I think half of us thought there was something familiar in this next encounter.  Toward the end of the week last week, I was walking up Summer from the Halifax infirmary and while I usually tuck into the Public Gardens and wander home that way, I stayed on the sidewalk.  Somewhere after the second crosswalk, this young (maybe 1 or 2 years old) child came buzzing up to the fence line from within the gardens as soon as she saw me. She had  BIG smile, all kinds of waving and Hi-ing were going on… Who knows who she thought I was or what she saw in me, but the simple honest joy of that greeting absolutely made my day.  She wouldn’t leave the fence until I did.  Her parents were laughing, I was laughing… She continued to look at me with such a blue intensity…all I could think of was “Here’s an old soul in fresh clothes…”

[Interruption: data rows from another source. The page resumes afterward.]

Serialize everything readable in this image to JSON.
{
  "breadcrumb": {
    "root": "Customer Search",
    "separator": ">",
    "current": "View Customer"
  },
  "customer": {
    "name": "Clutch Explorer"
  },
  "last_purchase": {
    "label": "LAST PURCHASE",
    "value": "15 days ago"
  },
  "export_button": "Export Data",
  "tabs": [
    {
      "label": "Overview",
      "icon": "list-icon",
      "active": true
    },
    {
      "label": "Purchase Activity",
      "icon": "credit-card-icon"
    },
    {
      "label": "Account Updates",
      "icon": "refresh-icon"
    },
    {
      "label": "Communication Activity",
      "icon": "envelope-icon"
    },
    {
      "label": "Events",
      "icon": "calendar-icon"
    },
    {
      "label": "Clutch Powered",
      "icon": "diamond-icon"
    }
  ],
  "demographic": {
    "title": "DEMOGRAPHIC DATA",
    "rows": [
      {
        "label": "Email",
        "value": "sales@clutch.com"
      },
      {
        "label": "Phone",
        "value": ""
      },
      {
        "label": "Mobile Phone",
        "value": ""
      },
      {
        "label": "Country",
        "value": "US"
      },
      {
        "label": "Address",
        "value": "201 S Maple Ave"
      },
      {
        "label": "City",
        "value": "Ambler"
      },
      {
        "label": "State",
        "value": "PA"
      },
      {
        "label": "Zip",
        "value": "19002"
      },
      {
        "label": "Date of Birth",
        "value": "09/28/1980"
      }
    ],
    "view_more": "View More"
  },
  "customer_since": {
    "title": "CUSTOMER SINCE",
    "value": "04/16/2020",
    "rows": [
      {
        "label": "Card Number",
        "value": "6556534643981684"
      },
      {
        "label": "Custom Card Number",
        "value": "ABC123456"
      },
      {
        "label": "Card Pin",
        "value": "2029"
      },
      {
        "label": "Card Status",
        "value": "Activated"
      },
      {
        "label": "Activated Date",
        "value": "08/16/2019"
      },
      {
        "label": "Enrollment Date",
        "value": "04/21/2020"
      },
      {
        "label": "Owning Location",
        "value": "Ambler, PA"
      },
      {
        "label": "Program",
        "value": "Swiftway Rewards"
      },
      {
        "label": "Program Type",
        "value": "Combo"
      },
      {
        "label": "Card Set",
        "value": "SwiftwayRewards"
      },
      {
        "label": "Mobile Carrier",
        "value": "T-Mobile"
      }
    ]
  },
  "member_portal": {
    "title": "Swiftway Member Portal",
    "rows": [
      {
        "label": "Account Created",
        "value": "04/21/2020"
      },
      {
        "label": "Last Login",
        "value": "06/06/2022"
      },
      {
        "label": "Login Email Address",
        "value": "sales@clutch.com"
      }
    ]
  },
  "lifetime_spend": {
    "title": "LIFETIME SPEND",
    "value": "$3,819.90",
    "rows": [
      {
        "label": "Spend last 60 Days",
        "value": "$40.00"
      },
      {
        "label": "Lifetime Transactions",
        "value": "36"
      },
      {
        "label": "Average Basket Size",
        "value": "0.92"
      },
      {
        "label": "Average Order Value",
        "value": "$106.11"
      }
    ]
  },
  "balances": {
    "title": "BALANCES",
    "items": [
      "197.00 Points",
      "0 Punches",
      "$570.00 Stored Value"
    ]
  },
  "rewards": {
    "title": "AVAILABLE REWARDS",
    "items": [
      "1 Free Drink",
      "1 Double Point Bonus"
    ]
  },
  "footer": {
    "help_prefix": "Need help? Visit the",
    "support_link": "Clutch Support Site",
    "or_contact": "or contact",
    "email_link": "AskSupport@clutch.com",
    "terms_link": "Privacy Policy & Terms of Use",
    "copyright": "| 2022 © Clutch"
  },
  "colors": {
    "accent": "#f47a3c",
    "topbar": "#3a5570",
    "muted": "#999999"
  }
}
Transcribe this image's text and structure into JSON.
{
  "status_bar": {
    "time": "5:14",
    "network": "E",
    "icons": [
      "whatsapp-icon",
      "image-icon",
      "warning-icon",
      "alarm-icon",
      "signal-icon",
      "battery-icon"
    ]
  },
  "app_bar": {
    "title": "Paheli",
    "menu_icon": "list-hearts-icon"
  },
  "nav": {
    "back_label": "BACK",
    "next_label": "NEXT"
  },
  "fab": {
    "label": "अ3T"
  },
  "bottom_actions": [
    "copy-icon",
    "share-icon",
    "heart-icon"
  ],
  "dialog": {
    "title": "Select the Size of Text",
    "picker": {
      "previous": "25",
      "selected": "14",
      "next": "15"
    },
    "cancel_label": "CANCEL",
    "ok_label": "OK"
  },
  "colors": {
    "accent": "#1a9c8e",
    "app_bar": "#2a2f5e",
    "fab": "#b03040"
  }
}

Last evening I had the good fortune to go hear Measha Brueggergosman as part of the Cecilia concert series here in Halifax.  And I think her voice must come from that place where the old souls wander… The musicians she had playing with her —three violinists, a cellist, and a pianist, were each extremely talented and played with a theatrical mix of flair and technical prowess that demonstrated the degree to which each one of them finds union with their instrument so that together they produce such incredible emotion, scenery, sound-paintings, Story.  Measha too cuts quite the theatrical figure on stage…I’d dare say she could tell a whole story with a lift of the brow and a look in the eye.  And her singing…oh, glory.  She sings from within the space just beyond the arrangement of notes…As though she is within what is described by the notes and is telling that story—And as her telling passes through the lacework of the notes in their coming together, music is produced.  The Story becomes music…enchanting music that is big, wide, deep, and Right There…yet somehow, just enough beyond that you know you can’t stay.  It was a glorious visit, though…glorious.


Thank you, God…for this and for all.